EFFECT OF METHEDRINE ON CRITICAL FLICKER FUSION AND ITS RELATION TO PERSONALITY AND AFFECT

Abstract
This study was carried out to devise a method for measuing tolerance to a central excitant drug, methedrine, and to explore the psychiatric relevance of this measure. The test consisted of determining the effect of 0.15 mgm/kg of intra-venous methedrine on critical flicker fusion threshold (CFF). In initial studies, methedrine was shown to increase CFF, in contrast to water injection or no injection; the increase occurred in about 75% of subjects. The repeatability of CFF over the 30-minute test period was also shown to be adequate, although the day-to-day repeatability was low. The methedrine-CFF test results of 75 psychiatric patients were than compared with: psychiatric diagnosis, preinjection affect, affective change following methedrine, clinical appraisal of hysterical-obsessional trend, Guilford R and S scores of introversion-extraversion, I.P.A.T. anxiety score, and sedation threshold.
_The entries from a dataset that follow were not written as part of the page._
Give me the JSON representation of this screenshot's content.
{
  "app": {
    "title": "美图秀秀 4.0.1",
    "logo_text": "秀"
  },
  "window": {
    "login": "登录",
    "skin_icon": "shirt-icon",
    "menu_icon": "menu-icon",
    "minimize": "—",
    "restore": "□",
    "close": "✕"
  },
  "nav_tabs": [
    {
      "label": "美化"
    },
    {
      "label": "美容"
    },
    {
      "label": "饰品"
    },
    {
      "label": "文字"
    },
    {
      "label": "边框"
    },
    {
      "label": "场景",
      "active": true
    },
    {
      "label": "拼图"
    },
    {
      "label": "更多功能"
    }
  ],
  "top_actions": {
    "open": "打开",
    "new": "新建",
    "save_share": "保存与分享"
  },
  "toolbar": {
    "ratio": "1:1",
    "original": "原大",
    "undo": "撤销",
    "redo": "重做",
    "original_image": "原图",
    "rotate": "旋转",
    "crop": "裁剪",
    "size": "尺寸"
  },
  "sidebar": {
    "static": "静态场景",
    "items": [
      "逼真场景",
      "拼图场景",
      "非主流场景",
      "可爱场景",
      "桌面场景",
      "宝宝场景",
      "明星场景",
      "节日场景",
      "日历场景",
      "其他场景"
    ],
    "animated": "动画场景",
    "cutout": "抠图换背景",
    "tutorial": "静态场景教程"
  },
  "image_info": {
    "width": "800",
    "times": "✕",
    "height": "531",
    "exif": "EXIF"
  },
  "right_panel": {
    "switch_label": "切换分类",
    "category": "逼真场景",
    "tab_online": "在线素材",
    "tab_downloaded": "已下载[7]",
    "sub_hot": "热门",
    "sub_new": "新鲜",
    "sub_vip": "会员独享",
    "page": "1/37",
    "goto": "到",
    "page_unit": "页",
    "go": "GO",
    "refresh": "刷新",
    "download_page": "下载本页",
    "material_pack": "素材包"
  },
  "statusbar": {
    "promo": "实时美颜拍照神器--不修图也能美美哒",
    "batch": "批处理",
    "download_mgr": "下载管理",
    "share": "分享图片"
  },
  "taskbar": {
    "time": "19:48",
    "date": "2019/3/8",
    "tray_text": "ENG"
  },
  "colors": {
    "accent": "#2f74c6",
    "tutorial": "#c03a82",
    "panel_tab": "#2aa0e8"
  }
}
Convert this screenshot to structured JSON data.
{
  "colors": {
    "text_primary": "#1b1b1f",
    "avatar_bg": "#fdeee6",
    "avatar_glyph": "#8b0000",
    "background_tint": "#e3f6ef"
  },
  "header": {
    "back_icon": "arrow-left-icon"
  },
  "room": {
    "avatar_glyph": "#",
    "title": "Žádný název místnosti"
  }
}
The effects of age, sex, smoking, previous drugs, and time of day on the methedrine-CFF results were also assessed. The following statistically significant relationships were found between variables studied. (a) Patients who smoked before the test showed less increase of CFF after methedrine. (b) The incidence of increased dysphoria after methedrine was less in previously elated and non-dysphoric than in dysphoric patients. There was no difference between patients with anxiety and depression in affective reaction to methedrine. (c) Patients with neurotic depressions? or anxiety states showed more frequent decreases and less mean increase in CFF than patients with psychotic depressions, mixed neuroses, or hysteria. (d) There was a questionable trend for patients with high Guilford introversion scores to show greater CFF increases after metherdrine. It was considered that the. relationships between psychiatric diagnosis and the CFF change with methedrine, which parallel sedation threshold findings, encouraged further work along the lines of the present study, although a less difficult indicator than CFF would be desirable.